Protegido pela distância, no alto do palácio que preserva a memória, história e ação visual do Brasil, o Instituto Moreira Salles, na avenida Paulista, outrora o metro quadrado mais caro da América Latina, eu me deparo com o que mais me choca e assusta: famílias inteiras que não conseguem mais ter um local para morar.
Eu luto diariamente para chamar a atenção dos meus pares com a intenção de não permitir que eles “normalizem” a pobreza na qual estamos acentuadamente mergulhados.
Jonathan Frazen, meu autor estadunidense vivo preferido, na introdução à edição de 2002 do livro “O Homem no Terno Cinza de Flanela”, de Sloan Wilson, de 1955, defende a ideia que o livro trata do conformismo de uma sociedade e de que “a harmonia de uma sociedade depende da harmonia de cada uma de suas famílias”.
As famílias das pessoas morando no vão livre da avenida Paulista estão despedaçadas.
As famílias das pessoas que estão na calçada, no ponto de ônibus, esperando a condução que lhes levarão novamente para suas casas, ainda resistem.
Esse desequilíbrio não pode ser “normalizado”. Tem que chocar!
Como chegamos até esse ponto?
Isso pode ser entendido a partir do economista Pérsio Arida, um dos formuladores do Plano Real, e coordenador do Plano de Governo da chapa Lula/Alckmin, na entrevista que ele concedeu à jornalista Anais Fernandes, do jornal Valor Econômico, onde explicou o momento pelo qual passa o país: “Nosso primeiro compromisso tem que ser com a democracia.
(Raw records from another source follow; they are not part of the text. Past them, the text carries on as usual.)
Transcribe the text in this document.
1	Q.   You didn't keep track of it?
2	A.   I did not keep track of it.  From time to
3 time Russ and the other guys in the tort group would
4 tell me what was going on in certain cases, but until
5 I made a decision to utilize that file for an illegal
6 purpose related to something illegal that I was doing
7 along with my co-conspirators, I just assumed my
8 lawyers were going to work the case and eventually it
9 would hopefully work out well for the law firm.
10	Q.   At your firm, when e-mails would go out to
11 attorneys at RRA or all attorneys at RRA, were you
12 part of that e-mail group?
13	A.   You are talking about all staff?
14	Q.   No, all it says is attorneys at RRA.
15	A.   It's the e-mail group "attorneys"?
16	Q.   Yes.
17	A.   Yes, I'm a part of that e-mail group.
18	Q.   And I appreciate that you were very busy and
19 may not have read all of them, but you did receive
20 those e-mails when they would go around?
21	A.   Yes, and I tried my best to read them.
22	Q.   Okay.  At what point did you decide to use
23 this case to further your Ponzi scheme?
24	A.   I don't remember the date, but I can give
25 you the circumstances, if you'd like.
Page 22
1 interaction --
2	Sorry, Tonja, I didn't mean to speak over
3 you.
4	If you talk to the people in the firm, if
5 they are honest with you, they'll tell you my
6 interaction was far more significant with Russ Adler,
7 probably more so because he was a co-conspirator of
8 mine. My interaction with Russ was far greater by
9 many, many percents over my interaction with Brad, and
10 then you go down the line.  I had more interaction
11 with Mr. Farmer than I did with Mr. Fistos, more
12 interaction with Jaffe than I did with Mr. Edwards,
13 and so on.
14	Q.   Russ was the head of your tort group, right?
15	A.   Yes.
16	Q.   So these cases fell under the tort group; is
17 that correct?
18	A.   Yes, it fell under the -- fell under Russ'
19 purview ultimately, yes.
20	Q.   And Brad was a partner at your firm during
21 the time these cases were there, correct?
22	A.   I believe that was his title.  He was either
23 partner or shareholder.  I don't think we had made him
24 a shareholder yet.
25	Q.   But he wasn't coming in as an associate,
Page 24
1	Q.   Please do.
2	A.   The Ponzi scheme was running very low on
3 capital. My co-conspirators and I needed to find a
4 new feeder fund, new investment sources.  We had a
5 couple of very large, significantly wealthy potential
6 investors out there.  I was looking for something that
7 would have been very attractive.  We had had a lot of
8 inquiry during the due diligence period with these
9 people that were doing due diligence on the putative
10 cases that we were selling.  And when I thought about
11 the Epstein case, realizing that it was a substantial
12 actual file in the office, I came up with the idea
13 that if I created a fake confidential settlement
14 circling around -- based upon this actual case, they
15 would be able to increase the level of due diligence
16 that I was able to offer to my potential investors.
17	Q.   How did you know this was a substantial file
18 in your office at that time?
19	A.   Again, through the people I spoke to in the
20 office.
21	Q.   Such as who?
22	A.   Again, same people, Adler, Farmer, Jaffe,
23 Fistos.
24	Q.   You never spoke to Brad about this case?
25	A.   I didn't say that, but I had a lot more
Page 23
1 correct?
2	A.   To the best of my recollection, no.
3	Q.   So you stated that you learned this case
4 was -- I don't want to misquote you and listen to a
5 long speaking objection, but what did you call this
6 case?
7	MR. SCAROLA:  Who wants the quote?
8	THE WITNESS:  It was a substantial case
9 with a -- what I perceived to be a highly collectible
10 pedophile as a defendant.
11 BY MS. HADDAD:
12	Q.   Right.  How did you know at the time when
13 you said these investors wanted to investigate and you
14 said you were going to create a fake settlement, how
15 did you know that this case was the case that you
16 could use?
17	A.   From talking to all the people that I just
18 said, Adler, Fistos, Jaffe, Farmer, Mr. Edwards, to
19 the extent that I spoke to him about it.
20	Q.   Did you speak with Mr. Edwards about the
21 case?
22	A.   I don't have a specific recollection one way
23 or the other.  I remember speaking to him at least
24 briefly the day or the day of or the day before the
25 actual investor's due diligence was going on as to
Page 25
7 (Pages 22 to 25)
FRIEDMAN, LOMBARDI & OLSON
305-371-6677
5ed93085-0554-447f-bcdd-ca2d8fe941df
Estamos vivendo um retrocesso civilizatório. Ameaça às instituições, esvaziamento dos órgãos de controle, irresponsabilidade com o meio ambiente, estímulo à violência, cortes ao financiamento da ciência, o desastre das escolas fechadas durante a pandemia, a defesa da hidroxicloroquina e a demora em comprar vacinas. A política econômica desse governo é lamentável: nenhum progresso na reforma tributária ou administrativa, a economia brasileira continua fechada, a única privatização que houve foi a pior da nossa história e os furos do teto de gastos são vexaminosos”. Não dá pra aceitar o que está aí e muito menos razoável é desejar que continue.